BALTIMORE (CN) - Consumers were misled into buying cellphones from Cricket wireless when the company knew those services would be rendered useless once the its pending acquisition by AT&T became final, a class action claims.
In a lawsuit filed in Baltimore Federal Court, lead plaintiff Tim Bond claims that when AT&T announced its agreement to acquire Cricket on July 12, 2013, it already knew it was going to discontinue all of the smaller firm's services and require its customers to use AT&T cellular network.
Bond says Cricket had to have known this, but nevertheless failed to tell consumers that its handsets had an "artificially limited useful life" and would soon be rendered inoperable.
His lawsuit claims the January 2015 phase out announcement prompted angry responses on an AT&T online forum. It quotes one Cricket customer wrote "AT&T is screwing over thousands of Cricket customers and they DON'T CARE ONE BIT!"

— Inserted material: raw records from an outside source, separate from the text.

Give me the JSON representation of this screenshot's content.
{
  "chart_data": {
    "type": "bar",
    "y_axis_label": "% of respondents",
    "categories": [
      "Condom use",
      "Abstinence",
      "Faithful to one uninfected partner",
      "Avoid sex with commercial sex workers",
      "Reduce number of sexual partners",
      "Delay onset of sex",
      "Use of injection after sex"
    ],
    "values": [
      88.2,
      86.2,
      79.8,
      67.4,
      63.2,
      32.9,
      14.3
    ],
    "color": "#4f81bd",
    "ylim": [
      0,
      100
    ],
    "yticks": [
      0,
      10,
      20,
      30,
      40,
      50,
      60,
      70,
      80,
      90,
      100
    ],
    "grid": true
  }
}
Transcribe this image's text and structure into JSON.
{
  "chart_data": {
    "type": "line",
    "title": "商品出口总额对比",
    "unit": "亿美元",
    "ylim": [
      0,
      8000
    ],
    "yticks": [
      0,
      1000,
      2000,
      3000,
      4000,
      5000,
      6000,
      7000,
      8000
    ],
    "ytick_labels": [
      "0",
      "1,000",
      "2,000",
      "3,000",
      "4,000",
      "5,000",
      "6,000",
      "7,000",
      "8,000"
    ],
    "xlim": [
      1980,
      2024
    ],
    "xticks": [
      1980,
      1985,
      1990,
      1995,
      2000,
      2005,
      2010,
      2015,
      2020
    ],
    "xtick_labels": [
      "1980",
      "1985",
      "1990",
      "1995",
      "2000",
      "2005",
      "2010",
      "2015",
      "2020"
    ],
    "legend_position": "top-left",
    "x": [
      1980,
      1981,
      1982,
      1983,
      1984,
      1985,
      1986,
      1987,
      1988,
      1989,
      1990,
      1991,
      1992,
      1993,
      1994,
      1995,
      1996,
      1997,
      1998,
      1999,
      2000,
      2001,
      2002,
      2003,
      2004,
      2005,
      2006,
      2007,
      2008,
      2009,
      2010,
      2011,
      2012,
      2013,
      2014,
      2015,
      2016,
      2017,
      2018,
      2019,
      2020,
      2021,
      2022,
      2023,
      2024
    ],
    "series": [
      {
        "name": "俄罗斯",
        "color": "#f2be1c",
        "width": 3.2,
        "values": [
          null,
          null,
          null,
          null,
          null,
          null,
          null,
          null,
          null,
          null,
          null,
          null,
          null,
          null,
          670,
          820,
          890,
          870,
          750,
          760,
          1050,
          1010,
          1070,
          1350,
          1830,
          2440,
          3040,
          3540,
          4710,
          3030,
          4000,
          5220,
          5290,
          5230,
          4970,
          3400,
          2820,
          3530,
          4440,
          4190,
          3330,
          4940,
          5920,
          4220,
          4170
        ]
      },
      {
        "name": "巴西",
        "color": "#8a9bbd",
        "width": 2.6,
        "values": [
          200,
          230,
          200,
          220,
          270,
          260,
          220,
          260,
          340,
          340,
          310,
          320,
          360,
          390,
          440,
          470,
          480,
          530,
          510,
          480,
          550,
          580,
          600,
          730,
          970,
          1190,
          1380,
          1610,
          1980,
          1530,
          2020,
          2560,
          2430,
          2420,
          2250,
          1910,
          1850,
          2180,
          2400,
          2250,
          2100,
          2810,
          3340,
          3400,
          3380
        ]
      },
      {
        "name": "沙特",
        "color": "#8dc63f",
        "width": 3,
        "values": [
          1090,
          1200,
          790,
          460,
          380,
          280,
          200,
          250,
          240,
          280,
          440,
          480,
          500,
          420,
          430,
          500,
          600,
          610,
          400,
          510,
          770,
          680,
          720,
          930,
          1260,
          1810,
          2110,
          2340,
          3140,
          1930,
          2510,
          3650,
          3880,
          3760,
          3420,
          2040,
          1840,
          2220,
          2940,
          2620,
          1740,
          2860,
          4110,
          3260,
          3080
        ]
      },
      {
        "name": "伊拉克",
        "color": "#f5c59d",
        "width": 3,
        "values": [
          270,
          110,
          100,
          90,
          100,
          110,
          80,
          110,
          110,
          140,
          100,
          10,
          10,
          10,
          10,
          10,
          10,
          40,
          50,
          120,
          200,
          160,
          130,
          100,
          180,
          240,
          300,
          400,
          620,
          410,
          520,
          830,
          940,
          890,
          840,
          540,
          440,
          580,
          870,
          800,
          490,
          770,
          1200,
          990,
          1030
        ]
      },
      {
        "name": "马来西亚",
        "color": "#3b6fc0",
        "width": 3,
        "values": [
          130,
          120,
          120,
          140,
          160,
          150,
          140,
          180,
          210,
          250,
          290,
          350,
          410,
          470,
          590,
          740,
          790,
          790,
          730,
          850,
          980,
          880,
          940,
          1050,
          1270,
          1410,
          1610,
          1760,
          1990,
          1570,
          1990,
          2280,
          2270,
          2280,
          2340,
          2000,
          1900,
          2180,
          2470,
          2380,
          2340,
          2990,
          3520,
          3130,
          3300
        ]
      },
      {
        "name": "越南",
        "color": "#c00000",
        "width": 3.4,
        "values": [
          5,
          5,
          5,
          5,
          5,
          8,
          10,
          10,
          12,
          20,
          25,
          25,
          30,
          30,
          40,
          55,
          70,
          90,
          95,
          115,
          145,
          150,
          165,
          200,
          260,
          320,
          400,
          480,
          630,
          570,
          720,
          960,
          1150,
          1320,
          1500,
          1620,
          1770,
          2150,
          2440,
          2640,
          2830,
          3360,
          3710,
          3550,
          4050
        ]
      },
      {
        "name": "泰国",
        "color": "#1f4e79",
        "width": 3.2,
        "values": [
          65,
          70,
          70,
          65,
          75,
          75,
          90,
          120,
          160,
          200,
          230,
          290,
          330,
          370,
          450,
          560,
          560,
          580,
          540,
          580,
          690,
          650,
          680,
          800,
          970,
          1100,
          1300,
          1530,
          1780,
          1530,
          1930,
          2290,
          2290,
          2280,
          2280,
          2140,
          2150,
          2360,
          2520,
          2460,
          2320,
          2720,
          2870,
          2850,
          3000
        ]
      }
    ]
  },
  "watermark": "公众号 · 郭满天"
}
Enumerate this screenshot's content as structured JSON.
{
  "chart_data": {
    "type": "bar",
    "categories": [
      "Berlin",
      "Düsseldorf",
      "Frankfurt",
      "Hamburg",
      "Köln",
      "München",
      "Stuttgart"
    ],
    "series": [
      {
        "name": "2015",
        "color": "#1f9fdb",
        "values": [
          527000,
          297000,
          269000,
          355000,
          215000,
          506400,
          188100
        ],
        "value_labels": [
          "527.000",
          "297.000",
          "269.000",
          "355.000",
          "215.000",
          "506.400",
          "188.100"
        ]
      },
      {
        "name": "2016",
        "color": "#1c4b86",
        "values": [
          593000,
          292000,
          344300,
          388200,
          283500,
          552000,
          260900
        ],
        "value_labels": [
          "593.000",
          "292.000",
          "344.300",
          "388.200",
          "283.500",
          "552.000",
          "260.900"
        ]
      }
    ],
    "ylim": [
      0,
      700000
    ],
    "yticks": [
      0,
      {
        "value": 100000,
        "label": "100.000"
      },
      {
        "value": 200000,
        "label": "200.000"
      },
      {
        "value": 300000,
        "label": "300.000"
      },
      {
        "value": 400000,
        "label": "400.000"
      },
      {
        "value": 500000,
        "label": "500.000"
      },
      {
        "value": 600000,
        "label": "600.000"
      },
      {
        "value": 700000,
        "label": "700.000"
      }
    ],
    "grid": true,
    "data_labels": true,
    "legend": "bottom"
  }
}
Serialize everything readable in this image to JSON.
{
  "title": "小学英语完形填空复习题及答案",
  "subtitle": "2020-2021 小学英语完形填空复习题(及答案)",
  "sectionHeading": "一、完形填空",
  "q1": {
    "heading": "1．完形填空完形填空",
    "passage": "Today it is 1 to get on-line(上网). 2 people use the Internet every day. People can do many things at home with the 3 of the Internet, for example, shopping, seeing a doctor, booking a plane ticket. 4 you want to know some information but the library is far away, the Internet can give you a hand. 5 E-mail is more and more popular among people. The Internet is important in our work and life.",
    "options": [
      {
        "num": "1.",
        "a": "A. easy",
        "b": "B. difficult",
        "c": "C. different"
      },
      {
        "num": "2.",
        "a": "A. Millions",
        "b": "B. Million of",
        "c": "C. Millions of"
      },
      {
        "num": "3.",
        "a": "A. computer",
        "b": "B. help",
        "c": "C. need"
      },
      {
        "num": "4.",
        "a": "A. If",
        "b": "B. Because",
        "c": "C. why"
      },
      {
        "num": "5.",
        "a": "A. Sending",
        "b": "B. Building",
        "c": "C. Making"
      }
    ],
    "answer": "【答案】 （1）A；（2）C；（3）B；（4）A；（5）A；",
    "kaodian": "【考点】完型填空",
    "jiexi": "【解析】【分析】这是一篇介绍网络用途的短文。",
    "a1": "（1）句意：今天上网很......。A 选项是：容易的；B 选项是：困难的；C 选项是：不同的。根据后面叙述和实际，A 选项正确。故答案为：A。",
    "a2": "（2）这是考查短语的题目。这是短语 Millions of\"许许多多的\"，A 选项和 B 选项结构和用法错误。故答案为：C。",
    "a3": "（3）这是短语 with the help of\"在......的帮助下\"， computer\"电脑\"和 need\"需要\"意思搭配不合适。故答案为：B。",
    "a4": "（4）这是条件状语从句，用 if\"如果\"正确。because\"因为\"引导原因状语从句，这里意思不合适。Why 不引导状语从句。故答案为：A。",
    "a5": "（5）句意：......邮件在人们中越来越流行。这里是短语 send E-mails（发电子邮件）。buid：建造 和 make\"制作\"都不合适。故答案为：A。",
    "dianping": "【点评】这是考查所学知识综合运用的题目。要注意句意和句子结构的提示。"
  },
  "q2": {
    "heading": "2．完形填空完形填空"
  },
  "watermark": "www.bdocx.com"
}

The complaint goes on to say that many customers who had purchased expensive smartphones less than a year ago are now seeing their phones turned off for good.
Along with Cricket customers in Maryland, customers in other major cities including Washington, D.C.; Little Rock, Fayetteville and Fort Smith, Arkansas; Wilmington, DE; Chicago; Atlantic City; Buffalo, NY and Philadelphia will see their service switched this month.
The suit does not cite how many customers bought phones after July 2013, but said the names and addresses of all class members can be identified in the business records maintained by AT&T.
Bond seeks actual and punitive damages and the free replacement of now defunct Cricket phones on behalf of himself and the class on claims of Breach of Implied Warranty, fraudulent concealment, unjust enrichment, negligent misrepresentation, fraud, and violations of the Maryland Consumer Protection Act.
He is represented by Cory Zajdel of Z Law LLC in Reisterstown, Md.